The Netflix Prize is a contest that has been going on since October 2006. I didn’t hear about it until today. When you rate movies on the Netflix DVD rentals site, their proprietary Cinematch algorithm will predict which other movies you might like based on ratings that have been made by all Netflix users. It is very similar to Amazon’s “people who bought X also bought Y” feature. The Netflix Prize challenge is to come up with a new prediction system that is 10% more accurate than Cinematch. Whoever does this will get the top prize of $1,000,000. Netflix is also rewarding a periodic “progress prize” of $50,000 to people who can beat the last progress prize winner by 1%. The current progress prize winner, an AT&T Labs team named BellKor, has a technique that yields a prediction improvement of 8.5% over Cinematch. Read about their technique here. Their technique makes my brain hurt — it blends together 107 different results from a large ensemble of data mining models, including neighborhood-based models (k-NN), factorization models (such as Ridge regression), regressions based on Gaussian priors, restricted Boltzmann Machines, asymmetric factor models, and regression models (using principal components analysis for feature selection, and SVD vectors as predictor variables). Basically, they packed a data mining shotgun with as much shot as they could find, and pulled the trigger. That’s a hell of a lot of work for $50,000!

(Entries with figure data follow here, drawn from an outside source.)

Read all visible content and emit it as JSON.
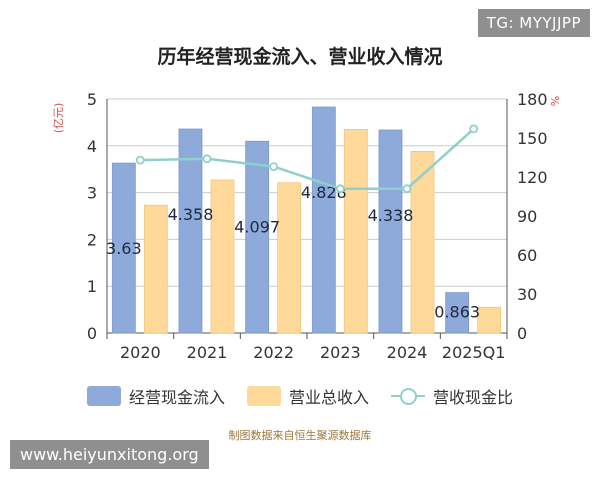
{
  "badge": "TG: MYYJJPP",
  "watermark": "www.heiyunxitong.org",
  "source": "制图数据来自恒生聚源数据库",
  "colors": {
    "bar_cash": "#8eaadb",
    "bar_revenue": "#ffd99a",
    "line_ratio": "#8fd0cc",
    "grid": "#cccccc",
    "axis_text": "#333333",
    "unit_text": "#d05050"
  },
  "chart_data": {
    "type": "bar",
    "title": "历年经营现金流入、营业收入情况",
    "categories": [
      "2020",
      "2021",
      "2022",
      "2023",
      "2024",
      "2025Q1"
    ],
    "y_left": {
      "unit": "(亿元)",
      "ticks": [
        "0",
        "1",
        "2",
        "3",
        "4",
        "5"
      ],
      "lim": [
        0,
        5
      ]
    },
    "y_right": {
      "unit": "%",
      "ticks": [
        "0",
        "30",
        "60",
        "90",
        "120",
        "150",
        "180"
      ],
      "lim": [
        0,
        180
      ]
    },
    "grid": true,
    "legend_position": "bottom",
    "series": [
      {
        "name": "经营现金流入",
        "type": "bar",
        "axis": "left",
        "values": [
          3.63,
          4.358,
          4.097,
          4.828,
          4.338,
          0.863
        ],
        "labels": [
          "3.63",
          "4.358",
          "4.097",
          "4.828",
          "4.338",
          "0.863"
        ]
      },
      {
        "name": "营业总收入",
        "type": "bar",
        "axis": "left",
        "values": [
          2.73,
          3.27,
          3.21,
          4.35,
          3.88,
          0.55
        ]
      },
      {
        "name": "营收现金比",
        "type": "line",
        "axis": "right",
        "values": [
          133,
          134,
          128,
          111,
          111,
          157
        ]
      }
    ]
  }
}
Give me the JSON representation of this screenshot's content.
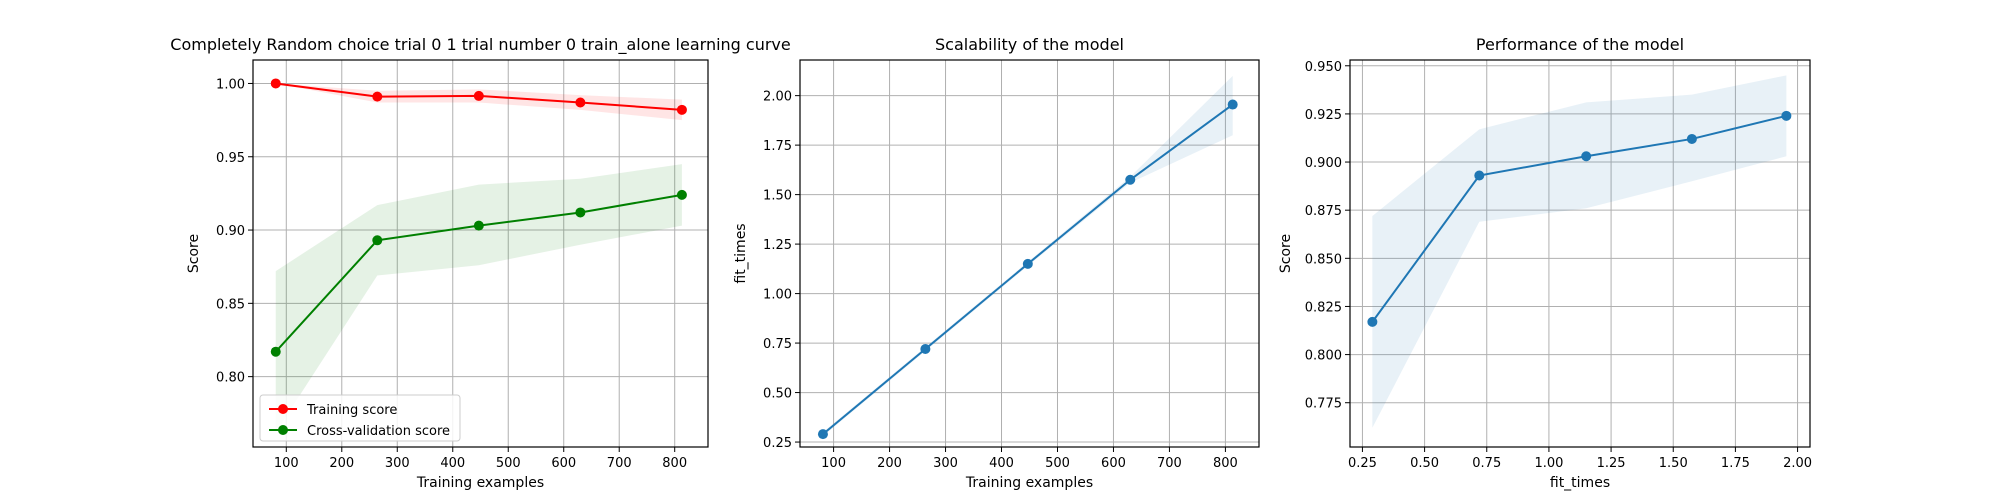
{
  "chart_data": [
    {
      "type": "line",
      "title": "Completely Random choice trial 0 1 trial number 0 train_alone learning curve",
      "xlabel": "Training examples",
      "ylabel": "Score",
      "xlim": [
        40,
        860
      ],
      "ylim": [
        0.752,
        1.016
      ],
      "xticks": [
        100,
        200,
        300,
        400,
        500,
        600,
        700,
        800
      ],
      "xtick_labels": [
        "100",
        "200",
        "300",
        "400",
        "500",
        "600",
        "700",
        "800"
      ],
      "yticks": [
        0.8,
        0.85,
        0.9,
        0.95,
        1.0
      ],
      "ytick_labels": [
        "0.80",
        "0.85",
        "0.90",
        "0.95",
        "1.00"
      ],
      "grid": true,
      "legend_position": "lower-left",
      "x": [
        81,
        264,
        447,
        630,
        813
      ],
      "series": [
        {
          "name": "Training score",
          "color": "#ff0000",
          "values": [
            1.0,
            0.991,
            0.9915,
            0.987,
            0.982
          ],
          "band_low": [
            1.0,
            0.987,
            0.987,
            0.982,
            0.975
          ],
          "band_high": [
            1.0,
            0.995,
            0.996,
            0.992,
            0.989
          ]
        },
        {
          "name": "Cross-validation score",
          "color": "#008000",
          "values": [
            0.817,
            0.893,
            0.903,
            0.912,
            0.924
          ],
          "band_low": [
            0.762,
            0.869,
            0.876,
            0.89,
            0.903
          ],
          "band_high": [
            0.872,
            0.917,
            0.931,
            0.935,
            0.945
          ]
        }
      ]
    },
    {
      "type": "line",
      "title": "Scalability of the model",
      "xlabel": "Training examples",
      "ylabel": "fit_times",
      "xlim": [
        40,
        860
      ],
      "ylim": [
        0.225,
        2.18
      ],
      "xticks": [
        100,
        200,
        300,
        400,
        500,
        600,
        700,
        800
      ],
      "xtick_labels": [
        "100",
        "200",
        "300",
        "400",
        "500",
        "600",
        "700",
        "800"
      ],
      "yticks": [
        0.25,
        0.5,
        0.75,
        1.0,
        1.25,
        1.5,
        1.75,
        2.0
      ],
      "ytick_labels": [
        "0.25",
        "0.50",
        "0.75",
        "1.00",
        "1.25",
        "1.50",
        "1.75",
        "2.00"
      ],
      "grid": true,
      "x": [
        81,
        264,
        447,
        630,
        813
      ],
      "series": [
        {
          "color": "#1f77b4",
          "values": [
            0.29,
            0.72,
            1.15,
            1.575,
            1.955
          ],
          "band_low": [
            0.28,
            0.71,
            1.14,
            1.56,
            1.8
          ],
          "band_high": [
            0.3,
            0.73,
            1.16,
            1.59,
            2.1
          ]
        }
      ]
    },
    {
      "type": "line",
      "title": "Performance of the model",
      "xlabel": "fit_times",
      "ylabel": "Score",
      "xlim": [
        0.2,
        2.05
      ],
      "ylim": [
        0.752,
        0.953
      ],
      "xticks": [
        0.25,
        0.5,
        0.75,
        1.0,
        1.25,
        1.5,
        1.75,
        2.0
      ],
      "xtick_labels": [
        "0.25",
        "0.50",
        "0.75",
        "1.00",
        "1.25",
        "1.50",
        "1.75",
        "2.00"
      ],
      "yticks": [
        0.775,
        0.8,
        0.825,
        0.85,
        0.875,
        0.9,
        0.925,
        0.95
      ],
      "ytick_labels": [
        "0.775",
        "0.800",
        "0.825",
        "0.850",
        "0.875",
        "0.900",
        "0.925",
        "0.950"
      ],
      "grid": true,
      "x": [
        0.29,
        0.72,
        1.15,
        1.575,
        1.955
      ],
      "series": [
        {
          "color": "#1f77b4",
          "values": [
            0.817,
            0.893,
            0.903,
            0.912,
            0.924
          ],
          "band_low": [
            0.762,
            0.869,
            0.876,
            0.89,
            0.903
          ],
          "band_high": [
            0.872,
            0.917,
            0.931,
            0.935,
            0.945
          ]
        }
      ]
    }
  ]
}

Figure 1: Oh, no! Data mining engineers found out that I like terrible movies!
By comparison, Netflix’s own Cinematch algorithm uses the following techniques, as quoted in their Netflix Prize FAQ:
How does Cinematch do it?
Straightforward statistical linear models with a lot of data conditioning. But a real-world system is much more than an algorithm, and Cinematch does a lot more than just optimize for RMSE. After all, we have a website to support. In production we have to worry about system scaling and performance, and we have additional sources to data we can use to guide our recommendations.
Netflix has begun a very interesting bounty hunt. As of today, 23021 teams from 164 different countries are clamoring for the cash. I love the idea of putting up public bounties for innovation – the X-Prize comes to mind, particularly the Google-sponsored lunar X prize.